Determine of the following is right or wrong:
If $ (x_n) $ is a Cauchy sequence such that $0< (x_n) <1$ then $f(x_n) $ is a Cauchy sequence.
Actually... I don't know where to start. How to approach this question?
Thanks!
On
Idea: Since every uniformly continuous function is Cauchy-continuous (and what you want is an example of continuous function on $(0,1)$ contradicting Cauchy continuity), a natural start is to consider a continuous function $f$ that is not uniformly continuous. In particular, it'll have to have a "problem" at one of the endpoints, $0$ or $1$; which in turn implies that $(x_n)_n$ should converge (being Cauchy, it'll have to converge) to either $0$ or $1$ for the "bad behavior" of $f$ to manifest itself.
Hint: now, take your favorite continuous-but-not-uniformly-continuous function $f$ on $(0,1)$, say with a uniform continuity issue at $0$ (there is a good chance it'll work, i.e. will not be Cauchy continuous), and choose accordingly a sequence $(x_n)_n \in (0,1)^{\mathbb{N}}$ converging to $0$. See what happens.
Look at $f(x) = 1/x$, and the sequence $x_n = 1/n$, which is evidently a Cauchy sequence.
Letting $y_n = f(x_n)$, you get that $y_n = 1/(1/n) = n$, which is not a Cauchy sequence.

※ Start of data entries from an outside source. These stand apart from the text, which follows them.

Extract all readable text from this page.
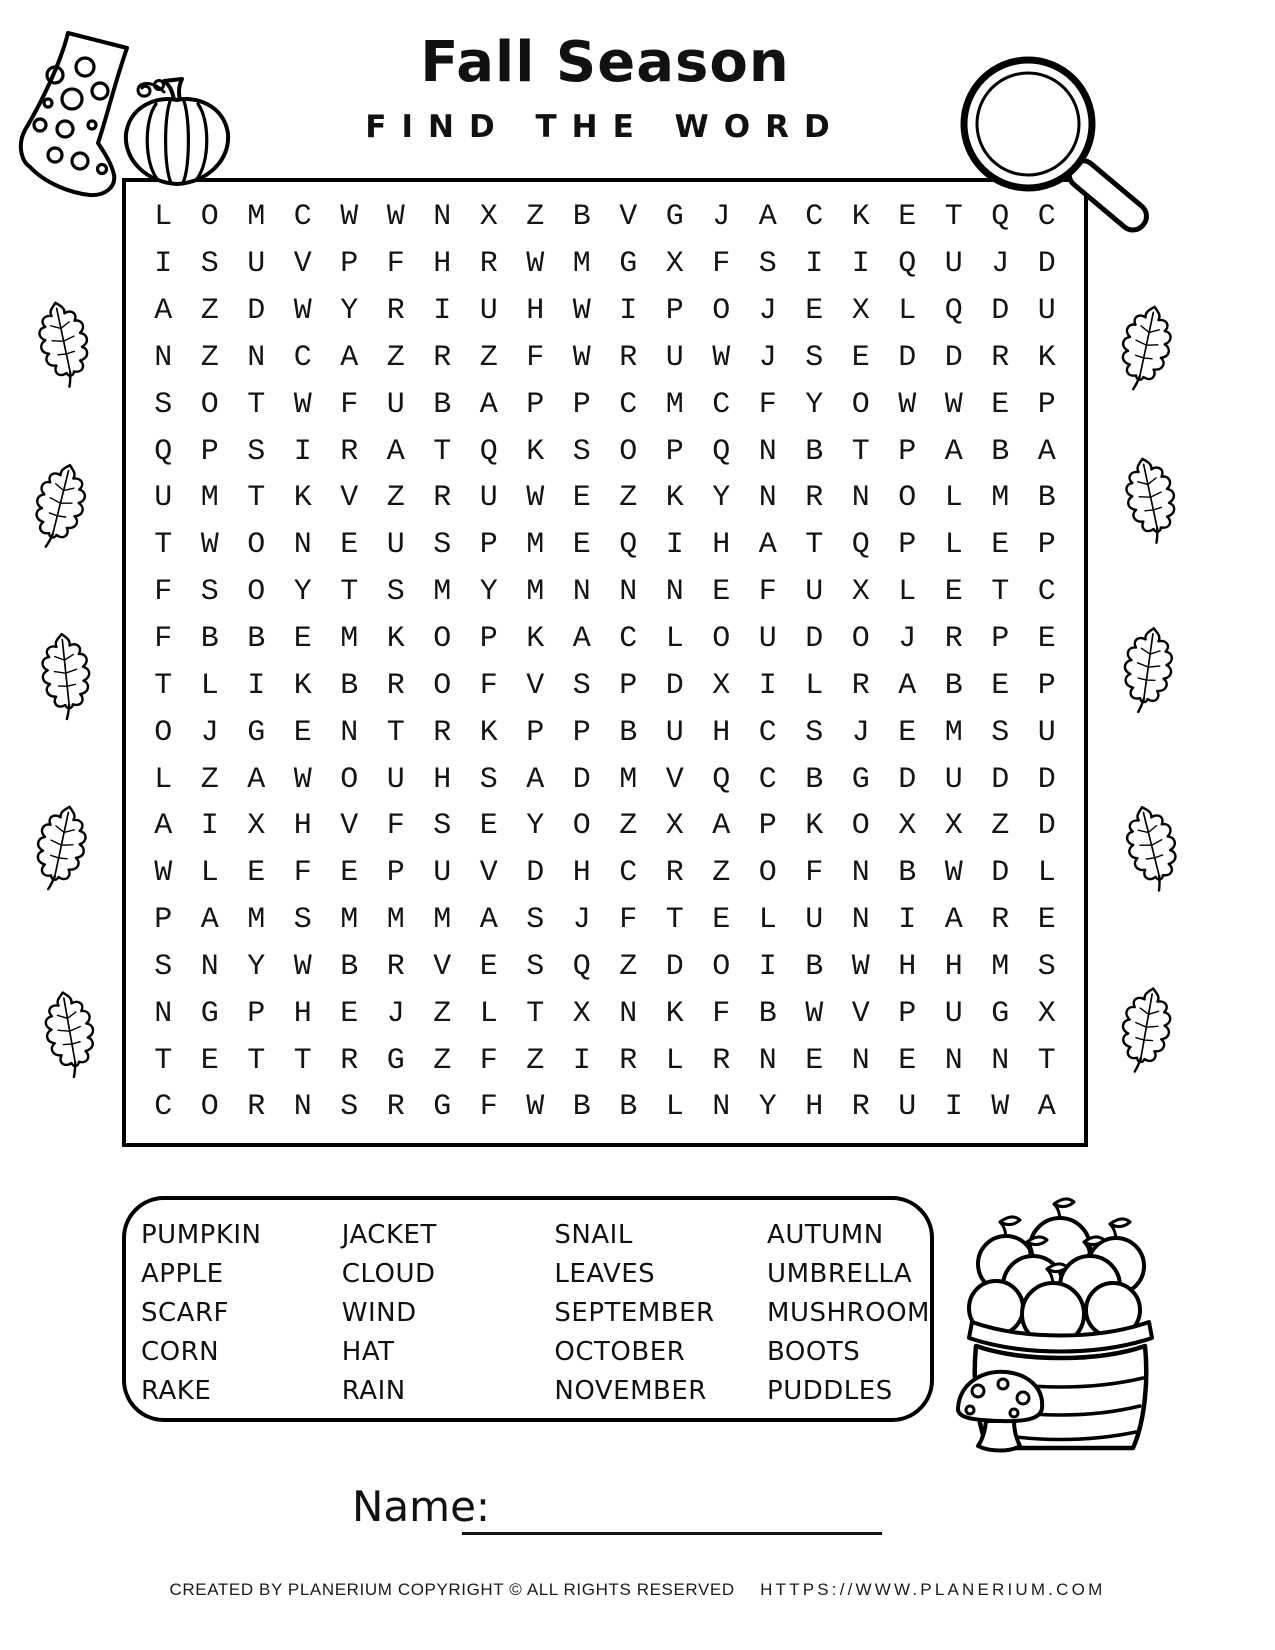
Fall Season
FIND THE WORD
L O M C W W N X Z B V G J A C K E T Q C
I S U V P F H R W M G X F S I I Q U J D
A Z D W Y R I U H W I P O J E X L Q D U
N Z N C A Z R Z F W R U W J S E D D R K
S O T W F U B A P P C M C F Y O W W E P
Q P S I R A T Q K S O P Q N B T P A B A
U M T K V Z R U W E Z K Y N R N O L M B
T W O N E U S P M E Q I H A T Q P L E P
F S O Y T S M Y M N N N E F U X L E T C
F B B E M K O P K A C L O U D O J R P E
T L I K B R O F V S P D X I L R A B E P
O J G E N T R K P P B U H C S J E M S U
L Z A W O U H S A D M V Q C B G D U D D
A I X H V F S E Y O Z X A P K O X X Z D
W L E F E P U V D H C R Z O F N B W D L
P A M S M M M A S J F T E L U N I A R E
S N Y W B R V E S Q Z D O I B W H H M S
N G P H E J Z L T X N K F B W V P U G X
T E T T R G Z F Z I R L R N E N E N N T
C O R N S R G F W B B L N Y H R U I W A
PUMPKIN
APPLE
SCARF
CORN
RAKE
JACKET
CLOUD
WIND
HAT
RAIN
SNAIL
LEAVES
SEPTEMBER
OCTOBER
NOVEMBER
AUTUMN
UMBRELLA
MUSHROOM
BOOTS
PUDDLES
Name:
CREATED BY PLANERIUM COPYRIGHT © ALL RIGHTS RESERVED HTTPS://WWW.PLANERIUM.COM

As for your real question, which is "where do I start?", my answer is this:
A Cauchy sequence is one where the terms eventually stay very near each other, but a continuous function can stretch things apart...so if we can just find a continuous function that does this enough to make our sequence non-Cauchy, we're done. Now comes the hard part: finding a function that pulls apart nearby items, no matter how nearby they are. Such a function, if differentiable, would have to have infinite derivative at the limit point. That doesn't make sense for continuous functions, so it must be that the limit point for the sequence is not actually at a point where $f$ is well-defined. And then if the derivative of $f$ approaches infinity as we head to that limit, everything will work out.
Well, a Cauchy sequence in $\mathbb R$ has a limit, so the only hope we've got is to pick a sequence in $(0, 1)$ whose limit falls outside...and an easy choice is something like $1/n$.
And now we have to find a function whose derivative goes to infinity as $x \to 0$. Everyone's favorite is $f(x) = 1/x$. Combine, and it happens to work out really nicely.